Introduction to common input and output circuits of single-chip microcomputers (I)

In view of the characteristics of electrical control products, this paper discusses several design methods of commonly used input/ output circuits of single-chip microcomputers , which has practical guiding significance for rationally designing electrical control systems, improving the interface capabilities of circuits, and enhancing system stability and anti-interference capabilities.

　　introduction

　　The various control signals used in traditional electrical equipment must be converted into digital signals that match the input/output ports of the single-chip microcomputer. The user equipment must input various control signals to the single-chip microcomputer, such as limit switches, operating buttons, selection switches, travel switches, and the switch quantities output by other sensors, etc., and convert them into signals that the single-chip microcomputer can receive and process through the input circuit. The output circuit should convert and amplify the weak current control signal sent by the single-chip microcomputer to the strong output signal required on site to drive the actuators of the controlled equipment such as power tubes, solenoid valves, relays, contactors, motors, etc., which can facilitate the use of the actual control system.

　　1 Input circuit design

　　Generally, the input signal will eventually be input to the single-chip microcomputer in the form of a switch. According to engineering experience, the control command of the switch input is much better when it is at a low level than at a high level, as shown in Figure 1. When the switch S1 is pressed, the command signal is at a low level, and when the switch S1 is not pressed, the level output to the single-chip microcomputer is at a high level. This method has a strong noise resistance.

　　If we consider that the TTL level voltage is low and is easily interfered by the outside world during long-distance transmission, we can increase the input signal to +24 V and convert the high voltage signal into a TTL signal at the entrance of the microcontroller. This high voltage transmission method not only improves the noise resistance, but also makes the switch contact good and reliable, as shown in Figure 2. Among them, D1 is a protection diode with a reverse voltage of ≥50 V.

　　In order to prevent external spike interference and electrostatic influence from damaging the input pin, a pulse-proof diode can be added to the input end to form a resistor bidirectional protection circuit, as shown in Figure 3. The forward conduction voltage drop UF≈0.7 V of diodes D1, D2, and D3, and the reverse breakdown voltage UBR≈30 V. No matter what polarity of the destructive voltage appears at the input end, the protection circuit can limit the amplitude of the voltage to the range that the input end can withstand. That is: when a positive pulse appears in VI~VCC, D1 is forward-conducted; when a negative pulse appears in V1~VCC, D2 is reversely broken down; when a positive pulse appears between VI and ground, D2 is reversely broken down; when a negative pulse appears between V1 and ground, D3 is forward-conducted, and the diode plays a clamping protection role. The buffer resistor RS is about 1.5~2.5kΩ, which forms an integral circuit with the input capacitor C, and delays the external induced voltage for a period of time. If the interference voltage exists for less than t, the effective voltage borne by the input end will be much lower than its amplitude; if the time is longer, D1 is turned on. The current forms a certain voltage drop on RS, thereby reducing the input voltage value.

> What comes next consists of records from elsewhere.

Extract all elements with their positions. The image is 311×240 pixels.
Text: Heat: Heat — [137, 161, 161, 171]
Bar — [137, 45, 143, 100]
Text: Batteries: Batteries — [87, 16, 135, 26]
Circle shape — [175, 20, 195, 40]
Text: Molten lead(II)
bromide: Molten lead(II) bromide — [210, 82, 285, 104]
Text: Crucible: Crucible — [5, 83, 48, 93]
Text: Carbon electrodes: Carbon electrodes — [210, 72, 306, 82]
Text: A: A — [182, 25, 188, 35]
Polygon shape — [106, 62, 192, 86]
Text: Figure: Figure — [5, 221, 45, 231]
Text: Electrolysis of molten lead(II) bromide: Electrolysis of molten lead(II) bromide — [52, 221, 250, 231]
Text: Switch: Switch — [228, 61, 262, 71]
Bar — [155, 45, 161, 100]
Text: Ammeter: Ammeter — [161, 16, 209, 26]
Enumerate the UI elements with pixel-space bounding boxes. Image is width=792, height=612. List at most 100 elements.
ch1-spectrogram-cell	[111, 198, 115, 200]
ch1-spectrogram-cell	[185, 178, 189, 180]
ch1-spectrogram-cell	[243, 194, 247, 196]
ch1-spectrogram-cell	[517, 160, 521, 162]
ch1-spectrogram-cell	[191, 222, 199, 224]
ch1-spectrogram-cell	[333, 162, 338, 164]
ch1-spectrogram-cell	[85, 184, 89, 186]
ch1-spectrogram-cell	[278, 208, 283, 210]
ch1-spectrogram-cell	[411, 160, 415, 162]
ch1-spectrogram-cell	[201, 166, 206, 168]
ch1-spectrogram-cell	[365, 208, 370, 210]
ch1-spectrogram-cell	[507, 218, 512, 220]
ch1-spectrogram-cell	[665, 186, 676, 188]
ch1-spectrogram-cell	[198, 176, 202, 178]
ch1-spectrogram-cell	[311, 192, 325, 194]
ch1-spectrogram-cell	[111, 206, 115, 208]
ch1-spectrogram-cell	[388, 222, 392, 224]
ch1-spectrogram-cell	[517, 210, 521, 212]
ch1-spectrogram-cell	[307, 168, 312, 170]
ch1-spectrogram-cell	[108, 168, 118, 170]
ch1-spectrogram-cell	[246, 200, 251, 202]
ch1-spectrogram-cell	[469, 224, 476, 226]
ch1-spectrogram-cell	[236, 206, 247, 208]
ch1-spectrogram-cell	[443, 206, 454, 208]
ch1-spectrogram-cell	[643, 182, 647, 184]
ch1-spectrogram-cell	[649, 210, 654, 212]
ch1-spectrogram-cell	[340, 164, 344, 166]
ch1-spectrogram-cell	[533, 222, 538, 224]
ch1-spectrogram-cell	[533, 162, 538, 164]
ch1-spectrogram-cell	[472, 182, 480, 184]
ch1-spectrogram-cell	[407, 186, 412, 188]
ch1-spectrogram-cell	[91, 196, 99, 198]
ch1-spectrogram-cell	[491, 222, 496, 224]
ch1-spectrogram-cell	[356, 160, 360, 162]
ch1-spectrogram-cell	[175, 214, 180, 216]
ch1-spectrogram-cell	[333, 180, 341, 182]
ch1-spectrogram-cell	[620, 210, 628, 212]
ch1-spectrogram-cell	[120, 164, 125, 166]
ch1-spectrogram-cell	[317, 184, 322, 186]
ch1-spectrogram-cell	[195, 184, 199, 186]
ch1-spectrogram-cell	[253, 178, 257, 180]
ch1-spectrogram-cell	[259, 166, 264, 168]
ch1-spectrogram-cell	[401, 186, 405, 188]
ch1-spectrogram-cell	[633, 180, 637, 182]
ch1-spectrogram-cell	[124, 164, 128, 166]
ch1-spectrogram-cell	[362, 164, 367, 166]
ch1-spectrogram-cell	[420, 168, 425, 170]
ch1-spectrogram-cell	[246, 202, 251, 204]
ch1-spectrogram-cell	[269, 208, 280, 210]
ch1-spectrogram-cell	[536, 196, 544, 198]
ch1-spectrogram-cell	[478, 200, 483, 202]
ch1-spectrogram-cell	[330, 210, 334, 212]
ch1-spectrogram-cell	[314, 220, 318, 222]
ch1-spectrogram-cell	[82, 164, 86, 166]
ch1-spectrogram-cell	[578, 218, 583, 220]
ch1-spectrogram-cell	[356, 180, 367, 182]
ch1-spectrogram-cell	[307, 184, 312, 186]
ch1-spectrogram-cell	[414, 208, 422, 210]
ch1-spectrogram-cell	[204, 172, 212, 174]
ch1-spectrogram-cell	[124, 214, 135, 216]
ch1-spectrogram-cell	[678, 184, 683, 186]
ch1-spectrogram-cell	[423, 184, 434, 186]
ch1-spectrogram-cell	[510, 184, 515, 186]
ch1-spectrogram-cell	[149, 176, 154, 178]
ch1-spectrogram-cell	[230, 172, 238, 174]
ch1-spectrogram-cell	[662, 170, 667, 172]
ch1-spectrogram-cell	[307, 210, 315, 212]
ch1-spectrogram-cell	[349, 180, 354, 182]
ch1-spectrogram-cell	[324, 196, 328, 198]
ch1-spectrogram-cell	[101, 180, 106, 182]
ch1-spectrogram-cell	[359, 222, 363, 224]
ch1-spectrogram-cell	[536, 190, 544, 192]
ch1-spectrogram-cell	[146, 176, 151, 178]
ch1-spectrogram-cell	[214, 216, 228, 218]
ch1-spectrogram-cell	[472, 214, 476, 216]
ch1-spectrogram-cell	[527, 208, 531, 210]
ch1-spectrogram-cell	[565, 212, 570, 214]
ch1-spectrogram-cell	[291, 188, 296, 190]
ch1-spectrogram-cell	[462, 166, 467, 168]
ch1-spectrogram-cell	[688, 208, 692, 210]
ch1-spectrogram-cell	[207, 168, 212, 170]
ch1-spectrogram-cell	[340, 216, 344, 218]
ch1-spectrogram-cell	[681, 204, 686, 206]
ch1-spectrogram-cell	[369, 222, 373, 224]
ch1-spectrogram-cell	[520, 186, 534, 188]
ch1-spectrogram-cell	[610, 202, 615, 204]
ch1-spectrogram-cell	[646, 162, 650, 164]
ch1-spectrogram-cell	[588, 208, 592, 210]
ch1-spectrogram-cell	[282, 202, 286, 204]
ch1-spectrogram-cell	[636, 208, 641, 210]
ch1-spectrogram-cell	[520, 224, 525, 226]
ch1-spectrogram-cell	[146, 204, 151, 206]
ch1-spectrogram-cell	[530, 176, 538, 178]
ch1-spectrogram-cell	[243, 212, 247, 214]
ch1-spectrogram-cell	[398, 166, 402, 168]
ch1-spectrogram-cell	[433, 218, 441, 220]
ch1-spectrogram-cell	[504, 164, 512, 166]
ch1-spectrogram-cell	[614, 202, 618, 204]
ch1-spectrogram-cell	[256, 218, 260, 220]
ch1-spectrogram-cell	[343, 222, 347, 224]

　　In addition, a commonly used input method is to use an optocoupler isolation circuit. As shown in Figure 4, R is the input current limiting resistor, which limits the current of the light-emitting diode in the optocoupler to 10-20 mA. The input end is coupled by optical signals and is electrically completely isolated. At the same time, the forward impedance of the light-emitting diode is low, while the internal resistance of the external interference source is generally high. According to the voltage division principle, the interference noise that the interference source can feed to the input end is very small, and no ground interference or other crosstalk will be generated, which enhances the anti-interference ability of the circuit.

　　Under the premise of meeting the functional requirements, the simplest solution to improve the reliability of the microcontroller input terminal is to connect a capacitor in parallel between the input terminal and the ground to absorb interference pulses, or to connect a metal film resistor in series to limit the peak current flowing into the port.